Das gilt auch für seine Empfehlung "Re-empower Women". Selbst wenn Frauen in vielen "alten Kulturen" eine bestimmende Rolle hatten, ist fraglich, ob sie als Erlöser taugen: Sie sind ebenso Teil unserer Kultur wie die Männer und haben die gleichen Paradigmen verinnerlicht. Andererseits ist es angesichts unserer desperaten Lage einen Versuch wert: Schlechter als die Männer können die Frauen es auch kaum machen: Die Skala ist nach unten ausgeschöpft. Sobald man es jedoch in Erwägung zieht, stellt sich heraus, dass Hartmann die Frage nach dem Wie nicht einmal angerissen hat.

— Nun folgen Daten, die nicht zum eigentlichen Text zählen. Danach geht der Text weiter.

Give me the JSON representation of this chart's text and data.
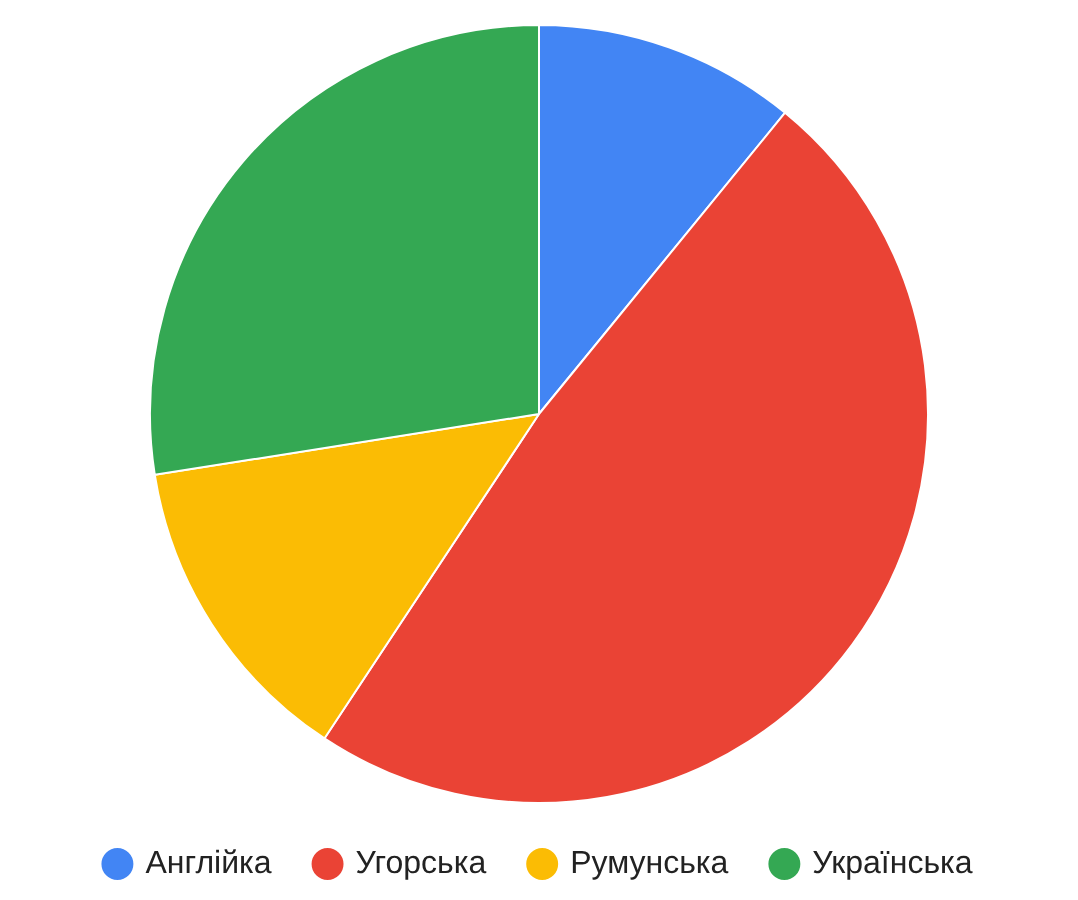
{
  "chart_data": {
    "type": "pie",
    "categories": [
      "Англійка",
      "Угорська",
      "Румунська",
      "Українська"
    ],
    "values": [
      10.9,
      48.4,
      13.2,
      27.5
    ],
    "colors": [
      "#4285f4",
      "#ea4335",
      "#fbbc04",
      "#34a853"
    ],
    "legend": "bottom"
  }
}
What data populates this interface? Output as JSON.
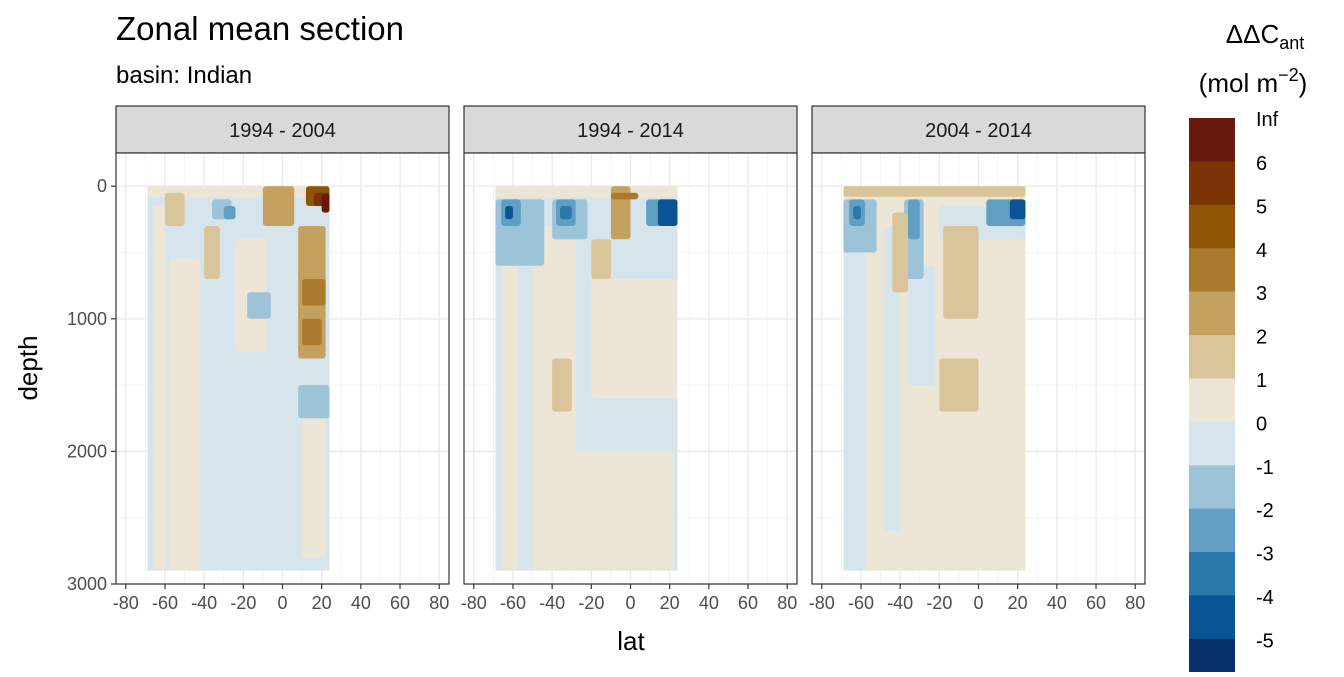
{
  "chart_data": {
    "type": "heatmap",
    "title": "Zonal mean section",
    "subtitle": "basin: Indian",
    "xlabel": "lat",
    "ylabel": "depth",
    "xlim": [
      -85,
      85
    ],
    "ylim": [
      3000,
      -250
    ],
    "y_reversed": true,
    "grid": true,
    "legend_position": "right",
    "x_ticks": [
      -80,
      -60,
      -40,
      -20,
      0,
      20,
      40,
      60,
      80
    ],
    "x_tick_labels": [
      "-80",
      "-60",
      "-40",
      "-20",
      "0",
      "20",
      "40",
      "60",
      "80"
    ],
    "y_ticks": [
      0,
      1000,
      2000,
      3000
    ],
    "y_tick_labels": [
      "0",
      "1000",
      "2000",
      "3000"
    ],
    "legend": {
      "title_main": "ΔΔC",
      "title_sub": "ant",
      "unit_open": "(mol m",
      "unit_sup": "−2",
      "unit_close": ")",
      "labels": [
        "Inf",
        "6",
        "5",
        "4",
        "3",
        "2",
        "1",
        "0",
        "-1",
        "-2",
        "-3",
        "-4",
        "-5"
      ],
      "colors": [
        "#67190b",
        "#7c3406",
        "#8f5507",
        "#a97a2c",
        "#c4a15f",
        "#dac499",
        "#ede5d5",
        "#d6e5ec",
        "#9dc3d9",
        "#609fc2",
        "#2b79ab",
        "#0b5493",
        "#08306b"
      ]
    },
    "panels": [
      {
        "label": "1994 - 2004",
        "lat_range": [
          -69,
          24
        ],
        "background_class": "-1 to 0",
        "regions": [
          {
            "class": "0 to 1",
            "lat": [
              -66,
              -60
            ],
            "depth": [
              150,
              2900
            ]
          },
          {
            "class": "0 to 1",
            "lat": [
              -58,
              -42
            ],
            "depth": [
              550,
              2900
            ]
          },
          {
            "class": "0 to 1",
            "lat": [
              -24,
              -8
            ],
            "depth": [
              400,
              1250
            ]
          },
          {
            "class": "0 to 1",
            "lat": [
              10,
              22
            ],
            "depth": [
              1500,
              2800
            ]
          },
          {
            "class": "0 to 1",
            "lat": [
              -69,
              24
            ],
            "depth": [
              0,
              80
            ]
          },
          {
            "class": "-2 to -1",
            "lat": [
              -18,
              -6
            ],
            "depth": [
              800,
              1000
            ]
          },
          {
            "class": "-2 to -1",
            "lat": [
              8,
              24
            ],
            "depth": [
              1500,
              1750
            ]
          },
          {
            "class": "-2 to -1",
            "lat": [
              -36,
              -26
            ],
            "depth": [
              100,
              250
            ]
          },
          {
            "class": "-3 to -2",
            "lat": [
              -30,
              -24
            ],
            "depth": [
              150,
              250
            ]
          },
          {
            "class": "1 to 2",
            "lat": [
              -60,
              -50
            ],
            "depth": [
              50,
              300
            ]
          },
          {
            "class": "1 to 2",
            "lat": [
              -40,
              -32
            ],
            "depth": [
              300,
              700
            ]
          },
          {
            "class": "2 to 3",
            "lat": [
              -10,
              6
            ],
            "depth": [
              0,
              300
            ]
          },
          {
            "class": "2 to 3",
            "lat": [
              8,
              22
            ],
            "depth": [
              300,
              1300
            ]
          },
          {
            "class": "3 to 4",
            "lat": [
              10,
              22
            ],
            "depth": [
              700,
              900
            ]
          },
          {
            "class": "3 to 4",
            "lat": [
              10,
              20
            ],
            "depth": [
              1000,
              1200
            ]
          },
          {
            "class": "4 to 5",
            "lat": [
              12,
              24
            ],
            "depth": [
              0,
              150
            ]
          },
          {
            "class": "5 to 6",
            "lat": [
              16,
              24
            ],
            "depth": [
              50,
              150
            ]
          },
          {
            "class": "6 to Inf",
            "lat": [
              20,
              24
            ],
            "depth": [
              60,
              200
            ]
          }
        ]
      },
      {
        "label": "1994 - 2014",
        "lat_range": [
          -69,
          24
        ],
        "background_class": "-1 to 0",
        "regions": [
          {
            "class": "0 to 1",
            "lat": [
              -66,
              -58
            ],
            "depth": [
              300,
              2900
            ]
          },
          {
            "class": "0 to 1",
            "lat": [
              -50,
              -28
            ],
            "depth": [
              300,
              2900
            ]
          },
          {
            "class": "0 to 1",
            "lat": [
              -20,
              24
            ],
            "depth": [
              700,
              1600
            ]
          },
          {
            "class": "0 to 1",
            "lat": [
              -30,
              22
            ],
            "depth": [
              2000,
              2900
            ]
          },
          {
            "class": "0 to 1",
            "lat": [
              -69,
              24
            ],
            "depth": [
              0,
              80
            ]
          },
          {
            "class": "1 to 2",
            "lat": [
              -40,
              -30
            ],
            "depth": [
              1300,
              1700
            ]
          },
          {
            "class": "1 to 2",
            "lat": [
              -20,
              -10
            ],
            "depth": [
              400,
              700
            ]
          },
          {
            "class": "-2 to -1",
            "lat": [
              -69,
              -44
            ],
            "depth": [
              100,
              600
            ]
          },
          {
            "class": "-2 to -1",
            "lat": [
              -40,
              -22
            ],
            "depth": [
              100,
              400
            ]
          },
          {
            "class": "-3 to -2",
            "lat": [
              -66,
              -56
            ],
            "depth": [
              100,
              300
            ]
          },
          {
            "class": "-3 to -2",
            "lat": [
              -38,
              -28
            ],
            "depth": [
              100,
              300
            ]
          },
          {
            "class": "-4 to -3",
            "lat": [
              -36,
              -30
            ],
            "depth": [
              150,
              250
            ]
          },
          {
            "class": "-5 to -4",
            "lat": [
              -64,
              -60
            ],
            "depth": [
              150,
              250
            ]
          },
          {
            "class": "-3 to -2",
            "lat": [
              8,
              24
            ],
            "depth": [
              100,
              300
            ]
          },
          {
            "class": "-5 to -4",
            "lat": [
              14,
              24
            ],
            "depth": [
              100,
              300
            ]
          },
          {
            "class": "2 to 3",
            "lat": [
              -10,
              0
            ],
            "depth": [
              0,
              400
            ]
          },
          {
            "class": "3 to 4",
            "lat": [
              -10,
              4
            ],
            "depth": [
              50,
              100
            ]
          }
        ]
      },
      {
        "label": "2004 - 2014",
        "lat_range": [
          -69,
          24
        ],
        "background_class": "0 to 1",
        "regions": [
          {
            "class": "-1 to 0",
            "lat": [
              -69,
              -58
            ],
            "depth": [
              300,
              2900
            ]
          },
          {
            "class": "-1 to 0",
            "lat": [
              -48,
              -40
            ],
            "depth": [
              300,
              2600
            ]
          },
          {
            "class": "-1 to 0",
            "lat": [
              -36,
              -22
            ],
            "depth": [
              600,
              1500
            ]
          },
          {
            "class": "-1 to 0",
            "lat": [
              -20,
              24
            ],
            "depth": [
              150,
              400
            ]
          },
          {
            "class": "-2 to -1",
            "lat": [
              -69,
              -52
            ],
            "depth": [
              100,
              500
            ]
          },
          {
            "class": "-2 to -1",
            "lat": [
              -38,
              -28
            ],
            "depth": [
              100,
              700
            ]
          },
          {
            "class": "-3 to -2",
            "lat": [
              -66,
              -58
            ],
            "depth": [
              100,
              300
            ]
          },
          {
            "class": "-3 to -2",
            "lat": [
              -36,
              -30
            ],
            "depth": [
              100,
              400
            ]
          },
          {
            "class": "-4 to -3",
            "lat": [
              -64,
              -60
            ],
            "depth": [
              150,
              250
            ]
          },
          {
            "class": "-3 to -2",
            "lat": [
              4,
              24
            ],
            "depth": [
              100,
              300
            ]
          },
          {
            "class": "-5 to -4",
            "lat": [
              16,
              24
            ],
            "depth": [
              100,
              250
            ]
          },
          {
            "class": "1 to 2",
            "lat": [
              -20,
              0
            ],
            "depth": [
              1300,
              1700
            ]
          },
          {
            "class": "1 to 2",
            "lat": [
              -18,
              0
            ],
            "depth": [
              300,
              1000
            ]
          },
          {
            "class": "1 to 2",
            "lat": [
              -69,
              24
            ],
            "depth": [
              0,
              80
            ]
          },
          {
            "class": "1 to 2",
            "lat": [
              -44,
              -36
            ],
            "depth": [
              200,
              800
            ]
          }
        ]
      }
    ]
  }
}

Aufmerksamkeit verdient "The Secret of Enough", das sich mit dem Stellenwert materieller Besitztümer auseinandersetzt. "If you are naked, cold, and hungry, and somehow you get shelter, clothing, and food, you will feel better." (S. 273) Doch aus der Tatsache, dass die Erfüllung materieller Grundbedürfnisse glücklich macht, wenn sie einem gefehlt haben, folgt durchaus nicht, dass immer weitere materielle Besitztümer noch erheblich glücklicher machen. Auf dem heutigen Niveau des – materiellen – Wohlstands stellt sich durchaus die Frage, wie hoch der Grenznutzen weiterer Reichtümer ist. Und diese Frage zu stellen, heißt beinahe schon, sie zu beantworten.

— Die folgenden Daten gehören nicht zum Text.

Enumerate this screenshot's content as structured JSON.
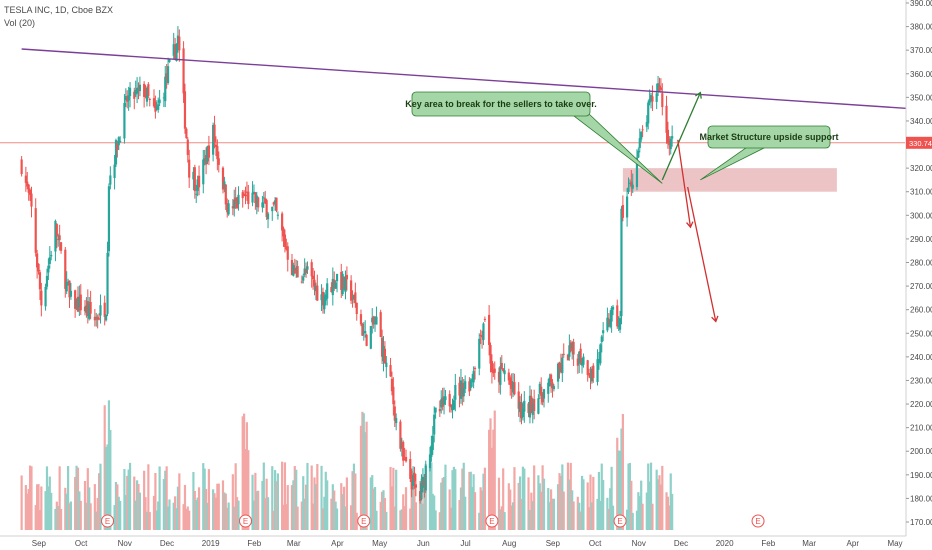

Zumal die individuelle Akkumulation von Vermögen durchaus ihre Kehrseite hat, nämlich eine existenzielle Abhängigkeit von persönlichem "Haben". Wer nicht "hat" oder sein Vermögen, aus welchen Gründen auch immer, verliert, stürzt ins Leere und muss, gerade in Ländern mit hoher sozialer Ungleichheit, froh sein, wenn es fürs nackte Überleben reicht. Entsprechend ungemütlich ist die Vorstellung, dass unser Vermögen, unsere Altersrücklagen und unser Rentenversicherungssystem aufgrund wirtschaftspolitischer Entwicklungen gefährdet sein könnten. Gerade die aktuelle Situation, wo die Wertaufbewahrungsfunktion des Geldes ins Wanken gekommen ist, macht erlebbar, wie arm wir bei all unserem Wohlstand dran sind und wie unsicher unsere Zukunft ist.
Deshalb wäre es wohl in der Tat eine Überlegung wert, weniger den Vermögensaufbau in den Mittelpunkt unseres Lebens zu stellen als den Aufbau funktionierender, resilienter Gemeinschaften, die im Einklang mit den natürlichen Ressourcen leben, Respekt vor anderen Kulturen und auch vor allen anderen Formen des Lebens haben. Die Kapitelüberschrift "Look into the Face of God" ist in diesem Zusammenhang weit weniger mystisch gemeint als sie klingt. Sie will lediglich nahelegen, "Gott" in den Augen aller Lebewesen zu erblicken, die einen ansehen und in deren Augen man schaut. Das Gottesbild dahinter wäre dann wohl: "Gott ist das Leben – das Leben ist Gott".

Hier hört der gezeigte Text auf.